Ce lundi 25 octobre 2021 s’est tenue la proclamation du prix Femina 2021. Premier coup d’envoi aux proclamations des grands prix littéraires d’automne : la couronne est pour Clara Dupont-Monod. Le prix Femina étranger est remis à Ahmet Altan et lauréat du prix Femina essai est Anne Cohen-Solal. Ce dernier avait été retiré de la dernière sélection.
Proclamation du prix Femina 2021
Lundi 25 octobre, le jury du prix Femina a proclamé les trois récompenses depuis la salle des enseignes du musée Carnavalet.
Présidé par Josyane Savigneau, le prix Femina a été remis au huitième tour à Clara Dupont-Monod avec sont ouvrage S’adapter aux éditions Stock. Notons que Thomas B. Reverdy et Jean-Baptiste del Amo étaient également en course avec leurs titres respectifs Climax (aux éditions Flammarion) et Le fils de l’homme (aux éditions Gallimard).
« Cette année, nous avons eu envie de couronner une femme, a expliqué Josyane Savigneau. Il se trouve que de très bons romans de cette rentrée ont été écrits par des femmes,et ce n’est pas de la discrimination positive, on est le Femina, pourquoi aller chercher un homme ? »
Prix Femina : Un livre autobiographique pour Clara Dupont-Monod
Clara Dupont-Monod présente dans S’adapter une famille dans les Cévennes, bouleversée par la naissance d’un enfant handicapé. Elle parle de son petit frère.

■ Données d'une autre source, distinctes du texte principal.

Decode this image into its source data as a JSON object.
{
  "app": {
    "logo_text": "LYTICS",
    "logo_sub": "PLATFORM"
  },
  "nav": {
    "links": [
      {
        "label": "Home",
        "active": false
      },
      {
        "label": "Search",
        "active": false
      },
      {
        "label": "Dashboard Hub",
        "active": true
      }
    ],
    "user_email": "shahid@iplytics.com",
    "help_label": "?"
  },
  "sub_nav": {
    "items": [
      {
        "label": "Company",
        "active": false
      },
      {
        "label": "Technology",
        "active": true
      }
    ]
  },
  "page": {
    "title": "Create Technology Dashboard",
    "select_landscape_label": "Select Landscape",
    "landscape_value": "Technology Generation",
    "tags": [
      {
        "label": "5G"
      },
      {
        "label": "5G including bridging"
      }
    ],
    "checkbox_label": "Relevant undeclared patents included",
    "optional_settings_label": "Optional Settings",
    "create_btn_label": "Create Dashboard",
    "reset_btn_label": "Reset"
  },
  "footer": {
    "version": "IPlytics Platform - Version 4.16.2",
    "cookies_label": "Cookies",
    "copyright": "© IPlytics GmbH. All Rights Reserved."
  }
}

« Je dédie ce prix à tous ces êtres différents qu’on ne voie pas assez, a déclaré, visiblement émue, Clara Dupont-Monod au musée Carnavalet. Je le dédie aussi à leurs frères et sœurs, tenez bon ! »
Résumé du livre
C’est l’histoire d’un enfant aux yeux noirs qui flottent, et s’échappent dans le vague, un enfant toujours allongé, aux joues douces et rebondies, aux jambes translucides et veinées de bleu, au filet de voix haut, aux pieds recourbés et au palais creux, un bébé éternel, un enfant inadapté qui trace une frontière invisible entre sa famille et les autres.
C’est l’histoire de sa place dans la maison cévenole où il naît, au milieu de la nature puissante et des montagnes protectrices ; de sa place dans la fratrie et dans les enfances bouleversées. Celle de l’aîné qui fusionne avec l’enfant, qui, joue contre joue, attentionné et presque siamois, s’y attache, s’y abandonne et s’y perd. Celle de la cadette, en qui s’implante le dégoût et la colère, le rejet de l’enfant qui aspire la joie de ses parents et l’énergie de l’aîné. Celle du petit dernier qui vit dans l’ombre des fantômes familiaux tout en portant la renaissance d’un présent hors de la mémoire.

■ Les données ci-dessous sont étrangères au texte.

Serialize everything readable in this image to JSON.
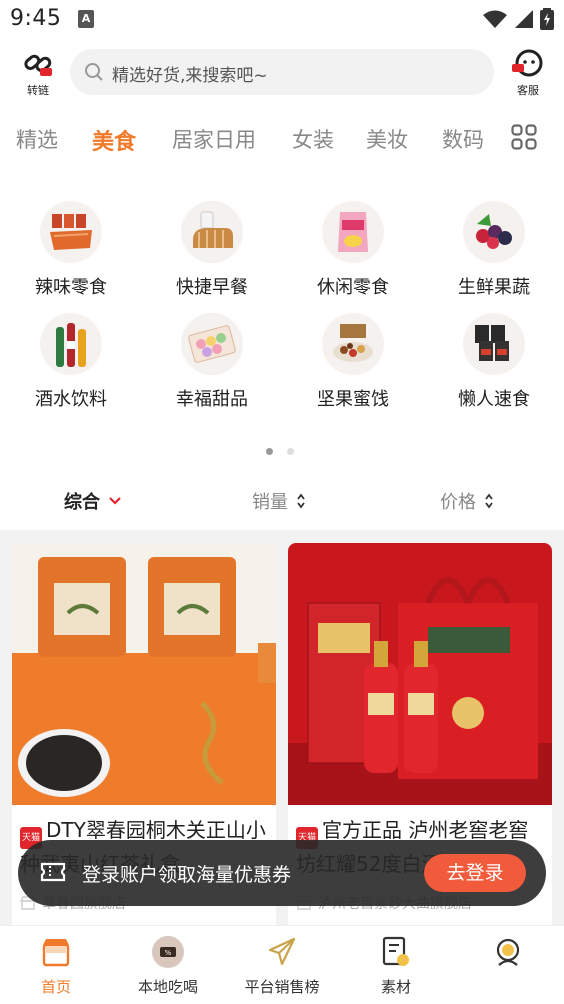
{
  "status_bar": {
    "time": "9:45",
    "sim_label": "A"
  },
  "header": {
    "left_button": {
      "label": "转链",
      "icon": "link-icon"
    },
    "search": {
      "placeholder": "精选好货,来搜索吧~"
    },
    "right_button": {
      "label": "客服",
      "icon": "customer-service-icon"
    }
  },
  "tabs": [
    {
      "label": "精选",
      "active": false
    },
    {
      "label": "美食",
      "active": true
    },
    {
      "label": "居家日用",
      "active": false
    },
    {
      "label": "女装",
      "active": false
    },
    {
      "label": "美妆",
      "active": false
    },
    {
      "label": "数码",
      "active": false
    }
  ],
  "subcategories": [
    {
      "label": "辣味零食",
      "icon": "spicy-snack-icon"
    },
    {
      "label": "快捷早餐",
      "icon": "bread-icon"
    },
    {
      "label": "休闲零食",
      "icon": "chips-icon"
    },
    {
      "label": "生鲜果蔬",
      "icon": "berries-icon"
    },
    {
      "label": "酒水饮料",
      "icon": "bottles-icon"
    },
    {
      "label": "幸福甜品",
      "icon": "macaron-icon"
    },
    {
      "label": "坚果蜜饯",
      "icon": "nuts-icon"
    },
    {
      "label": "懒人速食",
      "icon": "instant-noodle-icon"
    }
  ],
  "pagination": {
    "pages": 2,
    "current": 1
  },
  "sort_options": [
    {
      "label": "综合",
      "active": true,
      "icon": "chevron-down-icon"
    },
    {
      "label": "销量",
      "active": false,
      "icon": "sort-arrows-icon"
    },
    {
      "label": "价格",
      "active": false,
      "icon": "sort-arrows-icon"
    }
  ],
  "products": [
    {
      "badge": "天猫",
      "title": "DTY翠春园桐木关正山小种武夷山红茶礼盒",
      "shop": "翠春园旗舰店"
    },
    {
      "badge": "天猫",
      "title": "官方正品 泸州老窖老窖坊红耀52度白酒礼盒",
      "shop": "泸州老窖紫砂大曲旗舰店"
    }
  ],
  "login_toast": {
    "text": "登录账户领取海量优惠券",
    "button": "去登录"
  },
  "bottom_nav": [
    {
      "label": "首页",
      "icon": "home-store-icon",
      "active": true
    },
    {
      "label": "本地吃喝",
      "icon": "local-food-icon",
      "active": false
    },
    {
      "label": "平台销售榜",
      "icon": "plane-icon",
      "active": false
    },
    {
      "label": "素材",
      "icon": "document-icon",
      "active": false
    },
    {
      "label": "",
      "icon": "profile-icon",
      "active": false
    }
  ],
  "colors": {
    "accent": "#f07a2a",
    "toast_button": "#f15a3a",
    "tmall_red": "#e0252b"
  }
}
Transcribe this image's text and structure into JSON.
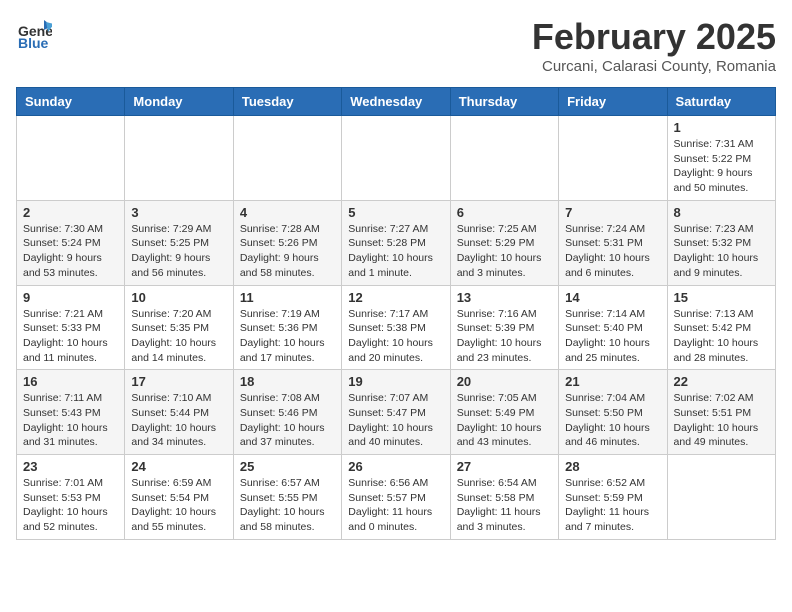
{
  "logo": {
    "general": "General",
    "blue": "Blue"
  },
  "header": {
    "month": "February 2025",
    "location": "Curcani, Calarasi County, Romania"
  },
  "weekdays": [
    "Sunday",
    "Monday",
    "Tuesday",
    "Wednesday",
    "Thursday",
    "Friday",
    "Saturday"
  ],
  "weeks": [
    [
      {
        "day": "",
        "info": ""
      },
      {
        "day": "",
        "info": ""
      },
      {
        "day": "",
        "info": ""
      },
      {
        "day": "",
        "info": ""
      },
      {
        "day": "",
        "info": ""
      },
      {
        "day": "",
        "info": ""
      },
      {
        "day": "1",
        "info": "Sunrise: 7:31 AM\nSunset: 5:22 PM\nDaylight: 9 hours and 50 minutes."
      }
    ],
    [
      {
        "day": "2",
        "info": "Sunrise: 7:30 AM\nSunset: 5:24 PM\nDaylight: 9 hours and 53 minutes."
      },
      {
        "day": "3",
        "info": "Sunrise: 7:29 AM\nSunset: 5:25 PM\nDaylight: 9 hours and 56 minutes."
      },
      {
        "day": "4",
        "info": "Sunrise: 7:28 AM\nSunset: 5:26 PM\nDaylight: 9 hours and 58 minutes."
      },
      {
        "day": "5",
        "info": "Sunrise: 7:27 AM\nSunset: 5:28 PM\nDaylight: 10 hours and 1 minute."
      },
      {
        "day": "6",
        "info": "Sunrise: 7:25 AM\nSunset: 5:29 PM\nDaylight: 10 hours and 3 minutes."
      },
      {
        "day": "7",
        "info": "Sunrise: 7:24 AM\nSunset: 5:31 PM\nDaylight: 10 hours and 6 minutes."
      },
      {
        "day": "8",
        "info": "Sunrise: 7:23 AM\nSunset: 5:32 PM\nDaylight: 10 hours and 9 minutes."
      }
    ],
    [
      {
        "day": "9",
        "info": "Sunrise: 7:21 AM\nSunset: 5:33 PM\nDaylight: 10 hours and 11 minutes."
      },
      {
        "day": "10",
        "info": "Sunrise: 7:20 AM\nSunset: 5:35 PM\nDaylight: 10 hours and 14 minutes."
      },
      {
        "day": "11",
        "info": "Sunrise: 7:19 AM\nSunset: 5:36 PM\nDaylight: 10 hours and 17 minutes."
      },
      {
        "day": "12",
        "info": "Sunrise: 7:17 AM\nSunset: 5:38 PM\nDaylight: 10 hours and 20 minutes."
      },
      {
        "day": "13",
        "info": "Sunrise: 7:16 AM\nSunset: 5:39 PM\nDaylight: 10 hours and 23 minutes."
      },
      {
        "day": "14",
        "info": "Sunrise: 7:14 AM\nSunset: 5:40 PM\nDaylight: 10 hours and 25 minutes."
      },
      {
        "day": "15",
        "info": "Sunrise: 7:13 AM\nSunset: 5:42 PM\nDaylight: 10 hours and 28 minutes."
      }
    ],
    [
      {
        "day": "16",
        "info": "Sunrise: 7:11 AM\nSunset: 5:43 PM\nDaylight: 10 hours and 31 minutes."
      },
      {
        "day": "17",
        "info": "Sunrise: 7:10 AM\nSunset: 5:44 PM\nDaylight: 10 hours and 34 minutes."
      },
      {
        "day": "18",
        "info": "Sunrise: 7:08 AM\nSunset: 5:46 PM\nDaylight: 10 hours and 37 minutes."
      },
      {
        "day": "19",
        "info": "Sunrise: 7:07 AM\nSunset: 5:47 PM\nDaylight: 10 hours and 40 minutes."
      },
      {
        "day": "20",
        "info": "Sunrise: 7:05 AM\nSunset: 5:49 PM\nDaylight: 10 hours and 43 minutes."
      },
      {
        "day": "21",
        "info": "Sunrise: 7:04 AM\nSunset: 5:50 PM\nDaylight: 10 hours and 46 minutes."
      },
      {
        "day": "22",
        "info": "Sunrise: 7:02 AM\nSunset: 5:51 PM\nDaylight: 10 hours and 49 minutes."
      }
    ],
    [
      {
        "day": "23",
        "info": "Sunrise: 7:01 AM\nSunset: 5:53 PM\nDaylight: 10 hours and 52 minutes."
      },
      {
        "day": "24",
        "info": "Sunrise: 6:59 AM\nSunset: 5:54 PM\nDaylight: 10 hours and 55 minutes."
      },
      {
        "day": "25",
        "info": "Sunrise: 6:57 AM\nSunset: 5:55 PM\nDaylight: 10 hours and 58 minutes."
      },
      {
        "day": "26",
        "info": "Sunrise: 6:56 AM\nSunset: 5:57 PM\nDaylight: 11 hours and 0 minutes."
      },
      {
        "day": "27",
        "info": "Sunrise: 6:54 AM\nSunset: 5:58 PM\nDaylight: 11 hours and 3 minutes."
      },
      {
        "day": "28",
        "info": "Sunrise: 6:52 AM\nSunset: 5:59 PM\nDaylight: 11 hours and 7 minutes."
      },
      {
        "day": "",
        "info": ""
      }
    ]
  ]
}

Comme dans un conte, les pierres de la cour témoignent. Comme dans les contes, la force vient des enfants, de l’amour fou de l’aîné qui protège, de la cadette révoltée qui rejettera le chagrin pour sauver la famille à la dérive. Du dernier qui saura réconcilier les histoires.
La naissance d’un enfant handicapé racontée par sa fratrie.
Un livre magnifique et lumineux.
Prix Femina étranger remis à Ahmet Altan
Concernant le prix Femina étranger c’est Ahmet Altan qui a été récompensé dès le premier tour avec son ouvrage Madame Hayat traduit par Julien Lapeyre de Cabanes aux éditions Actes Sud.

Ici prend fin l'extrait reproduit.